Il y avait d'autres défauts. Les polygones individuels à partir desquels les scènes ont été formées étaient des surfaces planes; en mathématiques, il n'y a pas de concept de courbure lisse, qui pourrait devenir leur base. 1 Mais notre monde réel, bien sûr, est presque entièrement constitué de courbes. Pour compenser un tel décalage, vous pouvez utiliser de nombreux petits polygones connectés si près les uns des autres que leurs surfaces planes à l'œil semblent incurvées. Mais une telle augmentation du nombre de polygones a augmenté la charge de rendu sur les CPU déjà fortement chargés de cette époque, et cette charge est rapidement devenue irrationnelle. À cette époque, dans la pratique, les graphiques polygonaux avaient une apparence clairement cassée et non naturelle, et le sentiment d'artificialité ne faisait que s'intensifier en raison du remplissage monochrome avec lequel ils étaient dessinés. 2


Ces illustrations montrent comment arrondir un objet en le composant à partir d'un nombre suffisant de polygones plats. Le problème est que chaque polygone supplémentaire qui doit être rendu charge encore plus le processeur.
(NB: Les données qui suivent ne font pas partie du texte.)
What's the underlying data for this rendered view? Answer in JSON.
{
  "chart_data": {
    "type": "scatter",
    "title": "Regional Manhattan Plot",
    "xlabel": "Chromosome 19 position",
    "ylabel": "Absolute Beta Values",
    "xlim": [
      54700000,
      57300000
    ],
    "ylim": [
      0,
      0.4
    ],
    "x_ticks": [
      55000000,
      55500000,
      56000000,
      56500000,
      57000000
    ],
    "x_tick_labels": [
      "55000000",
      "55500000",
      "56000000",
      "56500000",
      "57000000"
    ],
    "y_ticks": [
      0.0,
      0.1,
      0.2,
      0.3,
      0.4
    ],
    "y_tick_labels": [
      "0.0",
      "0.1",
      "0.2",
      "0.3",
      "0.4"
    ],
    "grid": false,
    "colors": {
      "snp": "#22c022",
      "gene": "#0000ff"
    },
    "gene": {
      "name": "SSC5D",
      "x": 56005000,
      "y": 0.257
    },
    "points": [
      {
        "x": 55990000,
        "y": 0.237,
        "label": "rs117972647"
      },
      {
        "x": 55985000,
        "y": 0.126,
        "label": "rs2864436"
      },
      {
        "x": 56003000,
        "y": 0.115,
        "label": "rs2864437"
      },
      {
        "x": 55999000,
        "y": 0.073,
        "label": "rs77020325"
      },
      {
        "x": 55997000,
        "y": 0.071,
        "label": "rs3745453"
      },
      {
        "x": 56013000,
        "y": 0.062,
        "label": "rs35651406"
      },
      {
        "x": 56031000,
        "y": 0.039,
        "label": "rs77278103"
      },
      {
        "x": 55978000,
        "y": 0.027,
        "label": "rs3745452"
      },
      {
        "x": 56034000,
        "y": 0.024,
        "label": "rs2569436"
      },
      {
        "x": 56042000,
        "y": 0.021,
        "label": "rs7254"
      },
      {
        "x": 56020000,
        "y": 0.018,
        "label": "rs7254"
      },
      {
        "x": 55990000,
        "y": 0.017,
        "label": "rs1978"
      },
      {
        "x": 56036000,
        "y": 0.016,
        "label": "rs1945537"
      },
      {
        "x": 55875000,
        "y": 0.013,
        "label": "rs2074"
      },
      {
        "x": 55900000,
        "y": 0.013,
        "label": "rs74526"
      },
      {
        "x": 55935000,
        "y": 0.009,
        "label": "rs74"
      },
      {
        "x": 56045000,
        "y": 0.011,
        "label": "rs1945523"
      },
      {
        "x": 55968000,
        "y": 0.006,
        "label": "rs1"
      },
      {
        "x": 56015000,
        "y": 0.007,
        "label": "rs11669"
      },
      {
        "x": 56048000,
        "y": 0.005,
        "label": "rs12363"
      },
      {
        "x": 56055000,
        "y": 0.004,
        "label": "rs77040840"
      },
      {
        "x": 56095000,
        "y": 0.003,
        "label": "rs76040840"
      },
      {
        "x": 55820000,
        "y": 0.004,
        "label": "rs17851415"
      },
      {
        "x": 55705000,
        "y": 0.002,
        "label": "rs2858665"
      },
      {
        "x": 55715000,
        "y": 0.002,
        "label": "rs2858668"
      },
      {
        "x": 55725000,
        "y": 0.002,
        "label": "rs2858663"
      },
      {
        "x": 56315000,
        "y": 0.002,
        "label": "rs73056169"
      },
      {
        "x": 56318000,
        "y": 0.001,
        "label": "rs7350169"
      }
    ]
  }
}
Pour toutes ces raisons, les graphiques polygonaux étaient principalement utilisés dans les jeux à la première personne, tels que les simulateurs de transport susmentionnés et certains jeux d'action-aventure britanniques , c'est-à-dire où leur utilisation ne pouvait pas être évitée. Mais Shayi est allé à l'encontre des tendances et l'a appliqué dans son propre jeu dans la perspective d'une troisième personne. Les capacités et les limites uniques des graphismes polygonaux ont laissé une marque sur Another World dans la même mesure que sur la personnalité de son créateur, donnant aux niveaux du jeu une mystérieuse incertitude brisée inhérente aux rêves. Cet effet a été encore renforcé par le fait que Chailly a utilisé une palette sourde, presque pastel de seulement 16 couleurs et la bande sonore expressive minimaliste de Jean-François Fret - la seule partie du jeu qui n'a pas été créée par Chailly lui-même. Bien que le joueur soit constamment menacé de mort et qu'il mourra certainement encore et encore dans le processus de recherche de moyens pour terminer le jeu, tout cela fonctionne davantage au niveau des impressions plutôt que de la réalité.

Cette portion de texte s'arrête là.